Earlier, Bihar State Bridge Construction Corporation had successfully used GPS-enabled phones to help mobile inspectors track engineers on duty. The latest mobile operation system supports all Google applications in 3G mobile phones.

The network of roads built under his regime is believed to have played a crucial role in Nitish Kumar’s return to power with a thumping majority. Since 2006-07, Bihar has constructed 23,606 km roads besides augmenting and repairing 1,657 km of national highways.
The Android technology, it is hoped, would work thus:

a) Assistant or executive engineers will visit construction sites every two days to take pictures of constructed roads and upload them on the RCD site. Photos taken using these phones would verify that the pictures have actually been taken at the site of the construction.

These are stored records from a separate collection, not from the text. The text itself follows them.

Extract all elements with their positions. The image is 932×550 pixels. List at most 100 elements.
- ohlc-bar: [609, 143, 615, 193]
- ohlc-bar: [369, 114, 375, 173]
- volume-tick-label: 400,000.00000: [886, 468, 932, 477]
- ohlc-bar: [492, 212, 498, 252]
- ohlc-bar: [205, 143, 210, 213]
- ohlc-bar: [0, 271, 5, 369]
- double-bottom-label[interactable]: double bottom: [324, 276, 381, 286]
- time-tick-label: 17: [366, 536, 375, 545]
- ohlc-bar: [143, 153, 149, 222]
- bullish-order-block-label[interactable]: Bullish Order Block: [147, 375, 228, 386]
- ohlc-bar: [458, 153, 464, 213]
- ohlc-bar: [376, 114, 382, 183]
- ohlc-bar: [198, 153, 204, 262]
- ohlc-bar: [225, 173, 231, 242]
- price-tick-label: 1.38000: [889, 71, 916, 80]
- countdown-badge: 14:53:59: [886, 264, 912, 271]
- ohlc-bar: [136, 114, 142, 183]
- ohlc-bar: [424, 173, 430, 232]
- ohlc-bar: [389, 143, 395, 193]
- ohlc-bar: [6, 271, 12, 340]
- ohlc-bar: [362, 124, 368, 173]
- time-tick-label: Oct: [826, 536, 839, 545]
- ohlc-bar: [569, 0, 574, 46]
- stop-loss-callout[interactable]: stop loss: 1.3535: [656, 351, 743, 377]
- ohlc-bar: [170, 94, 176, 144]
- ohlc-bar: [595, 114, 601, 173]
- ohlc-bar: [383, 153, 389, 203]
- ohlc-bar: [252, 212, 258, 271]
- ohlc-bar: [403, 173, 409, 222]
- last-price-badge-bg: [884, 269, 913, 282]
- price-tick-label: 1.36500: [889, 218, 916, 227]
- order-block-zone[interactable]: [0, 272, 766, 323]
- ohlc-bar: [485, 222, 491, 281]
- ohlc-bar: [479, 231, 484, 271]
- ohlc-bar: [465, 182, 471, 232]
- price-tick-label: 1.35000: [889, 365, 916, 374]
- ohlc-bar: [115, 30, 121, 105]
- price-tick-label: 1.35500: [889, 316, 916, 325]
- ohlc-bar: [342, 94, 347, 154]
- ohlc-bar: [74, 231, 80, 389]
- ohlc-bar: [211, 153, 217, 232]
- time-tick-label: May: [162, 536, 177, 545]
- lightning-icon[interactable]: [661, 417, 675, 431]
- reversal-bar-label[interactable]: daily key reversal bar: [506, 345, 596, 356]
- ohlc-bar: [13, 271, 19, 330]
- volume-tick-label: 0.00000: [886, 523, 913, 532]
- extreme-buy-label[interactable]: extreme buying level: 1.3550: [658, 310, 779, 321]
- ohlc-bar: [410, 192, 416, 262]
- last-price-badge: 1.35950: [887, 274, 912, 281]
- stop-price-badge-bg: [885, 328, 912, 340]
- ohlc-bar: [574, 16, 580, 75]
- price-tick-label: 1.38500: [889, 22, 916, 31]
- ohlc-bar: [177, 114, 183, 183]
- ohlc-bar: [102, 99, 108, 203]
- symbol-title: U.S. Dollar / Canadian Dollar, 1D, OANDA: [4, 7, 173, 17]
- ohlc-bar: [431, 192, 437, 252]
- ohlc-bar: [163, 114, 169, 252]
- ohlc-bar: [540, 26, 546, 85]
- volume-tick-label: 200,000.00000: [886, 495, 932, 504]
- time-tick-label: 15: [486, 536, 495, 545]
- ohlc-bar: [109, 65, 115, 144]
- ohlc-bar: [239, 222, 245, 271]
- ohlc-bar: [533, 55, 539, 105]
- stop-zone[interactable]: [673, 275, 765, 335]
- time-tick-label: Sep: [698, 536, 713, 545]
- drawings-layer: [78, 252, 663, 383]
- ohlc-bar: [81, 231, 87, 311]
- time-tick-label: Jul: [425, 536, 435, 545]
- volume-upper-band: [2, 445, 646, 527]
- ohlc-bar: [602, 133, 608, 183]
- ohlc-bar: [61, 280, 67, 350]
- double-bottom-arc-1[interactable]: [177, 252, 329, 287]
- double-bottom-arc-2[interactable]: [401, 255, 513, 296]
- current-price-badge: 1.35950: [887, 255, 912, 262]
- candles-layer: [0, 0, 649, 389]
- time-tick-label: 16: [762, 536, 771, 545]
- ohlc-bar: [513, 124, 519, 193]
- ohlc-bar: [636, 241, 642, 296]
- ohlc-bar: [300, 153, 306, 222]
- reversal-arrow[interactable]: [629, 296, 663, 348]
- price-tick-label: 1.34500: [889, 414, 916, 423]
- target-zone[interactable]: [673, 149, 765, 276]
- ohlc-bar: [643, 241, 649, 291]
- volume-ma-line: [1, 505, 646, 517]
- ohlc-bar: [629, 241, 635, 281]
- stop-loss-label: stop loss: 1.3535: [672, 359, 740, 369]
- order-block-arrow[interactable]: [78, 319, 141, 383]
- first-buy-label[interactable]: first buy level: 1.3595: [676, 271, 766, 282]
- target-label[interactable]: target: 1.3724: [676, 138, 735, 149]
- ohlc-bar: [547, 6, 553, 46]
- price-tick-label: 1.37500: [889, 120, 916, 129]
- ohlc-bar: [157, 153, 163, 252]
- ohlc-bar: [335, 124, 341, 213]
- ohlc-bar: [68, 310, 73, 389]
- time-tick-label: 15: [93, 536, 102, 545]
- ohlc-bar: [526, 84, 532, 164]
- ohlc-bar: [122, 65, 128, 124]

b) To ensure double compliance of work done, the RCD Secretary will monitor the same using Google Maps, available on the phone.

In the first phase, the phones would be given to eight executive/assistant engineers for inspection of three state highways, 68, 69 and 70, in the Naxal-hit Gaya and Aurangabad, being constructed or augmented with Asian Development Bank (ADB) loan.
The three projects have been chosen as they were running behind time and needed immediate effective measures.

Once the government is convinced of the usefulness of the technology, all 200 engineers in-charge of road projects under the RCD would be given the phones, said RCD Secretary and BSRDC Managing Director Pratyay Amrit.

“By April, we will be replicating the experiment with our entire department to complete road projects in time. We have already completed six of nine ADB-supported road projects in time,” he added.

Amrit noted that the measure does not entail big cost. “We only have to purchase eight Android-enabled sets now. Such a set comes for less than Rs 10,000. Phone bills with the technology will only go up by Rs 900 for an engineer,” said the Secretary. “When the bulk order is placed in April, a phone set will cost even lesser.”

The ADB has given Bihar Rs 1,971 crore for first-phase projects, covering 820 km. Construction of roads started in 2008-09 and has to be completed by 2011-12.

The Secretary said that it was only because of timely completion of most projects by Bihar that the ADB had agreed to give a second phase loan of over Rs 1500 crore. The state government has to bear 10 per cent of the project cost under this.